Apart from what transpired in the jury room, Johnson & Johnson also argued that the award, which also included $347 million in punitive damages, was excessive. It blamed plaintiffs attorneys’ statements during the trial, improper evidence and an expert whose findings should have been excluded.
“The size of the verdict, contrasted with the serious deficiencies in the evidence offered at trial, raise a broader concern about runaway juries imposing staggering liability based on speculative science—a concern that is amplified by the fact that this is only one of more than a thousand talc-related cases pending nationwide,” Williams wrote. “The verdict is seriously flawed in so many respects that it cries out for this court’s intervention.”
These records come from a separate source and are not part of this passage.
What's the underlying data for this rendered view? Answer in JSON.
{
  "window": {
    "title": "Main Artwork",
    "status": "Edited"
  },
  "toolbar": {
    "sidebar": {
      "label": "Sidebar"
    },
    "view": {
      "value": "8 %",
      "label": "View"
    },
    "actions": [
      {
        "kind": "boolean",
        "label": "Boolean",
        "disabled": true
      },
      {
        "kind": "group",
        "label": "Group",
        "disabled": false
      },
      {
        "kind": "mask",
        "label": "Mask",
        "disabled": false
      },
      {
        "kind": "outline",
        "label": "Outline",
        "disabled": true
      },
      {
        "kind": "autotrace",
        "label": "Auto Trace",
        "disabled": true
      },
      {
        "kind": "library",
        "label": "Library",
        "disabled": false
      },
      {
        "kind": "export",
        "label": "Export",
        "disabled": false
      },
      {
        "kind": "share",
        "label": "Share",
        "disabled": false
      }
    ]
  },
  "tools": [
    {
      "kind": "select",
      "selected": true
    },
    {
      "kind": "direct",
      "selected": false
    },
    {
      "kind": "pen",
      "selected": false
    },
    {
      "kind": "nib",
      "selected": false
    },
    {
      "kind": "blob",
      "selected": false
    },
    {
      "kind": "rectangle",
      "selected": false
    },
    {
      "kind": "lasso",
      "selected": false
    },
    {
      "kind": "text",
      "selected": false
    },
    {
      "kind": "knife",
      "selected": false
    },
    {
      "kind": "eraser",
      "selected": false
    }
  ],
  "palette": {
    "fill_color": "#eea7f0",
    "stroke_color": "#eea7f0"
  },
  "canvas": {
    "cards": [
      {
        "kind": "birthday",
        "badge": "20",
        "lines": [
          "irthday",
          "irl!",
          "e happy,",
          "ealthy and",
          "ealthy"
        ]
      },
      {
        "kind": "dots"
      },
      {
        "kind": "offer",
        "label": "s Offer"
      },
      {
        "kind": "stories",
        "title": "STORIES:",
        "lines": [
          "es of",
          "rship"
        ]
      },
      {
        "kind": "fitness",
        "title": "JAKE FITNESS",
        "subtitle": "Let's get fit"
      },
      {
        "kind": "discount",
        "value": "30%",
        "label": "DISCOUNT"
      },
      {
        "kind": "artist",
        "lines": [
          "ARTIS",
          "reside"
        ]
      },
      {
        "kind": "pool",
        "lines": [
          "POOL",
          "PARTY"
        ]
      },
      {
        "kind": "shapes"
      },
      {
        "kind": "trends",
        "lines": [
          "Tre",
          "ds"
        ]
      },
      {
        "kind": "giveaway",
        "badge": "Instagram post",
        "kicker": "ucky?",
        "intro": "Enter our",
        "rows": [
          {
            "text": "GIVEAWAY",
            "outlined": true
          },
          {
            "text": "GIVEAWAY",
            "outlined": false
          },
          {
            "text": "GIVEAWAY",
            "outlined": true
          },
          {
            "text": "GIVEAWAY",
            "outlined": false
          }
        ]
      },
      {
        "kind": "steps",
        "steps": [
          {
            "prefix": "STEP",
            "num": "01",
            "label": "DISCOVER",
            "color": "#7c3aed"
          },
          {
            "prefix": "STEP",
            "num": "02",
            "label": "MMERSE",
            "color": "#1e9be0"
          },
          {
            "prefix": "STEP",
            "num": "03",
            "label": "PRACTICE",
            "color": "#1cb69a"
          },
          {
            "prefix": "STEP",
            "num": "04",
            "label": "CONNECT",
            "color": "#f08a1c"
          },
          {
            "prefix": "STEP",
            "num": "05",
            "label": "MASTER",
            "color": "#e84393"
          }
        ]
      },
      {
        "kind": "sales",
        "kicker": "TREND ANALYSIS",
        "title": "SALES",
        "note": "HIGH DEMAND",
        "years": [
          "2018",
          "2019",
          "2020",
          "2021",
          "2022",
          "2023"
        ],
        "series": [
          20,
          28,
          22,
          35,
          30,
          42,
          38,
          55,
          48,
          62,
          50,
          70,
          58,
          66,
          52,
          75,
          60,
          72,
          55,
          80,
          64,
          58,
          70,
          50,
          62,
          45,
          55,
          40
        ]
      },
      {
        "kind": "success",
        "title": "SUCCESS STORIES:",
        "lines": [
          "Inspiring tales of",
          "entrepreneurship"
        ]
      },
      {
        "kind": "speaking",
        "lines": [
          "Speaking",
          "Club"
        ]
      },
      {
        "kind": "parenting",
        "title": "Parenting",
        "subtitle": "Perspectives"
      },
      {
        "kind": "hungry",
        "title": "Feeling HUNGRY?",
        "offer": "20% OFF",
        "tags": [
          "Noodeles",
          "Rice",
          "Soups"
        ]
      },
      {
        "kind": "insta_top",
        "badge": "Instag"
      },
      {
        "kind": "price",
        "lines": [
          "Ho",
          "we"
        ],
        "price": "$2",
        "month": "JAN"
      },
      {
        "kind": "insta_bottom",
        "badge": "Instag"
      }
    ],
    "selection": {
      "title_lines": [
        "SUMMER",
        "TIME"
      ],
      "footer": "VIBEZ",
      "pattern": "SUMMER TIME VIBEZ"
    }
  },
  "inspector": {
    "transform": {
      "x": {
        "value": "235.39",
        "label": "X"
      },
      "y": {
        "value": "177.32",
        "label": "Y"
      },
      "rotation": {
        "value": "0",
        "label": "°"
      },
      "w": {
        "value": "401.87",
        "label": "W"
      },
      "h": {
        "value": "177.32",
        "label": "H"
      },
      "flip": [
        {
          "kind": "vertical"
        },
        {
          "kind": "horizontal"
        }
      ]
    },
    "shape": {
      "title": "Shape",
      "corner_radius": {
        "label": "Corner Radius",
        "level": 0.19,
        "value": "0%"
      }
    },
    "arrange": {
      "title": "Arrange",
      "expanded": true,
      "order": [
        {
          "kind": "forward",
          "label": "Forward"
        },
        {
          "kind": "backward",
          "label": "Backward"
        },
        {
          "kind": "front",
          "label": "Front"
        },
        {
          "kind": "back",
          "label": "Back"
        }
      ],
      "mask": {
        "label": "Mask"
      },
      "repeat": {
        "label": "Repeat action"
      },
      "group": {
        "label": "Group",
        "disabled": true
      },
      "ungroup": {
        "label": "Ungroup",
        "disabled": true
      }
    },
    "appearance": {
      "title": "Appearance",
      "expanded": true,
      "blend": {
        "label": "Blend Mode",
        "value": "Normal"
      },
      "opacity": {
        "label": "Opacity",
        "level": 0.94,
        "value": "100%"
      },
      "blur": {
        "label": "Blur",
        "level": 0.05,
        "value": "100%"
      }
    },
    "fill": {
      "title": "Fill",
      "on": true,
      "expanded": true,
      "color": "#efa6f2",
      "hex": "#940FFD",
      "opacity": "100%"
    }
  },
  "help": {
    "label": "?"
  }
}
In addition to a motion for new trial, Johnson & Johnson on Sept. 15 filed a motion for judgment notwithstanding the verdict that argued there was not enough evidence at trial to demonstrate that Eva Echeverria’s use of talcum powder caused her to be diagnosed with ovarian cancer in 2007 or that Johnson & Johnson failed to warn about known risks. The evidence at trial also failed to support malice on the part of any of its executives, the motion says.
A Johnson & Johnson spokeswoman did not respond to a request for comment.
Plaintiffs attorney Mark Robinson, of Robinson Calcagnie Inc. in Newport Beach, California, declined to comment beyond stating, “We’re looking at their brief and our response is due Monday.” He previously credited the jury’s punitive damages award to his team’s presentation of internal documents dating back to 1964 that showed Johnson & Johnson knew its product had health risks.
The Aug. 21 verdict is the latest to come out of the talcum powder litigation, which involves thousands of women with claims primarily in Missouri, New Jersey and California. Previous verdicts, all in Missouri, have totaled $300 million in awards, the highest of which was $110 million.
At the start of the California trial, Williams objected numerous times during plaintiffs attorney Allen Smith’s opening statement. He even moved for a mistrial based on how Smith, of The Smith Law Firm in Ridgeland, Mississippi, described the California standard for negligent failure to warn, one of two causes of action in the case.
In its motion for new trial, Johnson & Johnson said those same misstatements likely confused the jury.
“While that argument may appeal to a jury’s sympathies that companies should, out of an abundance of caution, provide warnings for any possible risk, it is not the law,” Williams wrote.